For a lot of individuals, spelunking is what they live for. They love being encased deep inside the earth and seem to adore belly-crawling through muddy tunnels that I didn’t even know it was humanely possible to fit through.
I, on the other hand completely, lack even an ounce of adoration for this dirty, cold, and extremely frightening past time.
I was about eleven years old when I first went spelunking with a geology day camp at the YMCA. At that time in my life, I had a deep fascination with the history of our earth. I simply loved independently exploring the study of seismology and was astounded by the natural beauty of rock formations. So it only made sense for me to attend to a day camp where I would get the ability to go deep into the depths of our amazing planet.
Little did I know though what this spelunking thing all entailed. I thought we were just going to walk around in a huge, expansive cave for an hour or so with the leadership of an experienced tour guide. Well, I could have been more wrong.
When we first got in the cave, it was fairly large and everything seemed to be going according to my plan. But things tudorned south pretty fast.

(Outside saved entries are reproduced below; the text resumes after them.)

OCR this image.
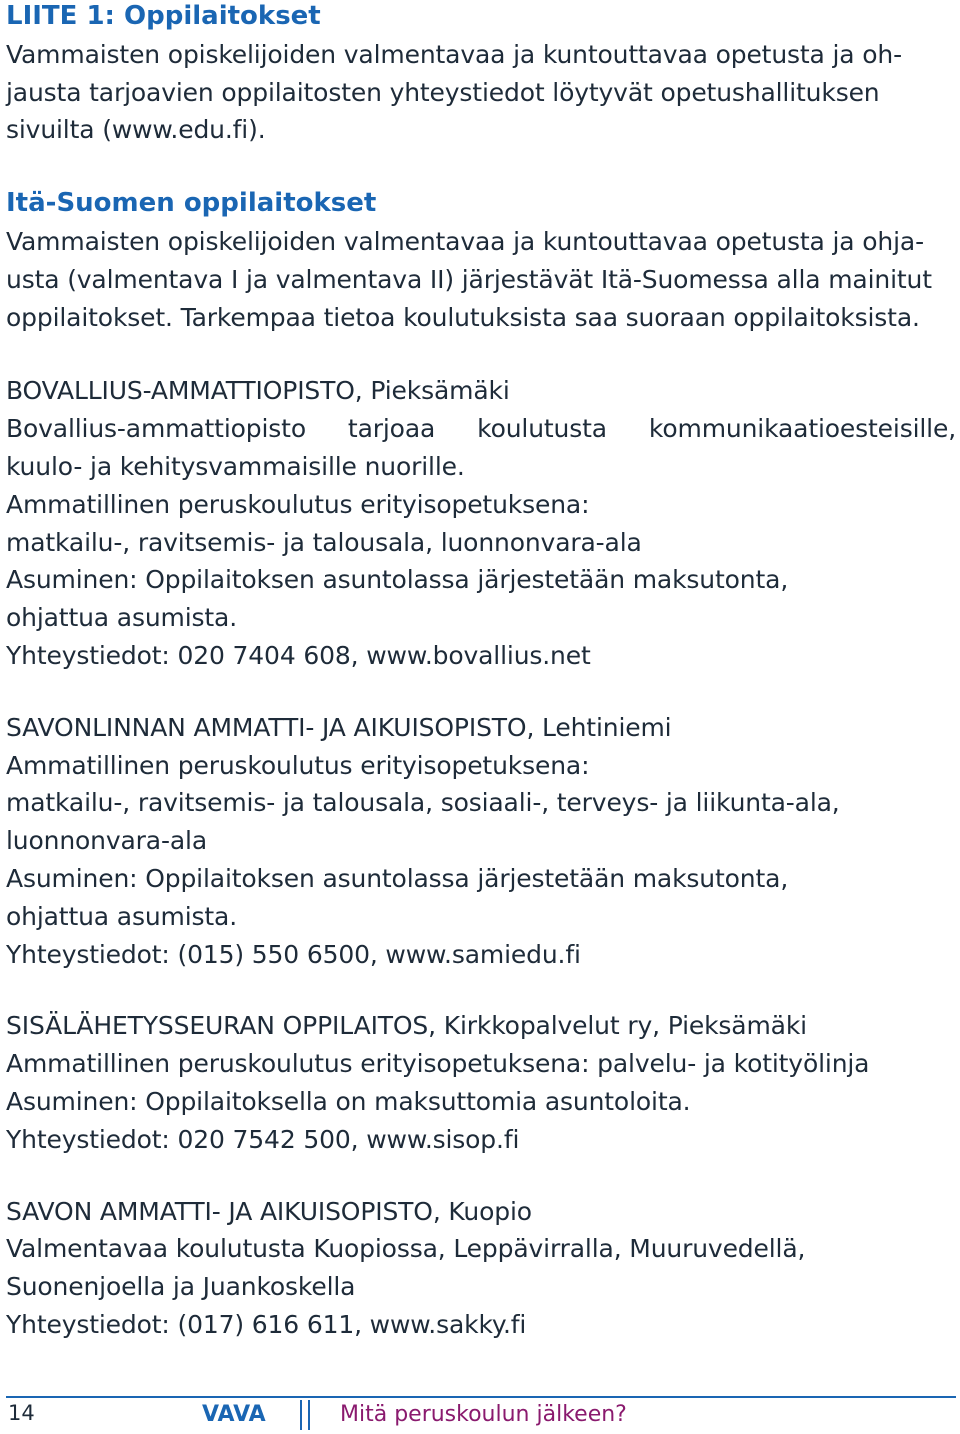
LIITE 1: Oppilaitokset
Vammaisten opiskelijoiden valmentavaa ja kuntouttavaa opetusta ja oh-
jausta tarjoavien oppilaitosten yhteystiedot löytyvät opetushallituksen
sivuilta (www.edu.fi).
Itä-Suomen oppilaitokset
Vammaisten opiskelijoiden valmentavaa ja kuntouttavaa opetusta ja ohja-
usta (valmentava I ja valmentava II) järjestävät Itä-Suomessa alla mainitut
oppilaitokset. Tarkempaa tietoa koulutuksista saa suoraan oppilaitoksista.
BOVALLIUS-AMMATTIOPISTO, Pieksämäki
Bovallius-ammattiopisto tarjoaa koulutusta kommunikaatioesteisille,
kuulo- ja kehitysvammaisille nuorille.
Ammatillinen peruskoulutus erityisopetuksena:
matkailu-, ravitsemis- ja talousala, luonnonvara-ala
Asuminen: Oppilaitoksen asuntolassa järjestetään maksutonta,
ohjattua asumista.
Yhteystiedot: 020 7404 608, www.bovallius.net
SAVONLINNAN AMMATTI- JA AIKUISOPISTO, Lehtiniemi
Ammatillinen peruskoulutus erityisopetuksena:
matkailu-, ravitsemis- ja talousala, sosiaali-, terveys- ja liikunta-ala,
luonnonvara-ala
Asuminen: Oppilaitoksen asuntolassa järjestetään maksutonta,
ohjattua asumista.
Yhteystiedot: (015) 550 6500, www.samiedu.fi
SISÄLÄHETYSSEURAN OPPILAITOS, Kirkkopalvelut ry, Pieksämäki
Ammatillinen peruskoulutus erityisopetuksena: palvelu- ja kotityölinja
Asuminen: Oppilaitoksella on maksuttomia asuntoloita.
Yhteystiedot: 020 7542 500, www.sisop.fi
SAVON AMMATTI- JA AIKUISOPISTO, Kuopio
Valmentavaa koulutusta Kuopiossa, Leppävirralla, Muuruvedellä,
Suonenjoella ja Juankoskella
Yhteystiedot: (017) 616 611, www.sakky.fi
14	VAVA	Mitä peruskoulun jälkeen?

Within the first 10 minutes we entered the cave, we were instructed to slide down a skinny, pitch black tunnel on our bellies in order to get to the next chamber of the cave. As we were forced to make our way through even thinner tunnels nearly completely filled with water, my anxiety began to skyrocket. I felt as if I were trapped and there was no hope of getting out. Throughout the cave experience, tears were streaming down the face and I remember begging the counselors to find a way to get me out. They of course, attempted to comfort me but informed me that we had to keep going if I longed to see the daylight once again.
Of course we eventually got out, though it seemed like an eternity before I was able to feel the warm beams of the sun touch my mud-covered face. That very day I vowed to never go in a cave again . . . EVER. Unfortunately, though I think I broke that vow without even realizing it.
For the past few years life hasn’t been easy and I can’t help but feel like I am trapped in that cave once more. This time though, I am completely alone. I have no counselors by my side, reassuring me that this cave will not be the site of my grave or other enthusiastic campers encouraging me to keep going. It’s just me and my headlight trying to navigate through the complex maze of winding tunnels.
All I want is to see the sunlight again and have a REAL smile on my face, not one of those fake ones I put on just to make others think I am not dying inside. For goodness sake, I just long to be happy again. I don’t remember what it’s like anymore .. . . . . I really don’t.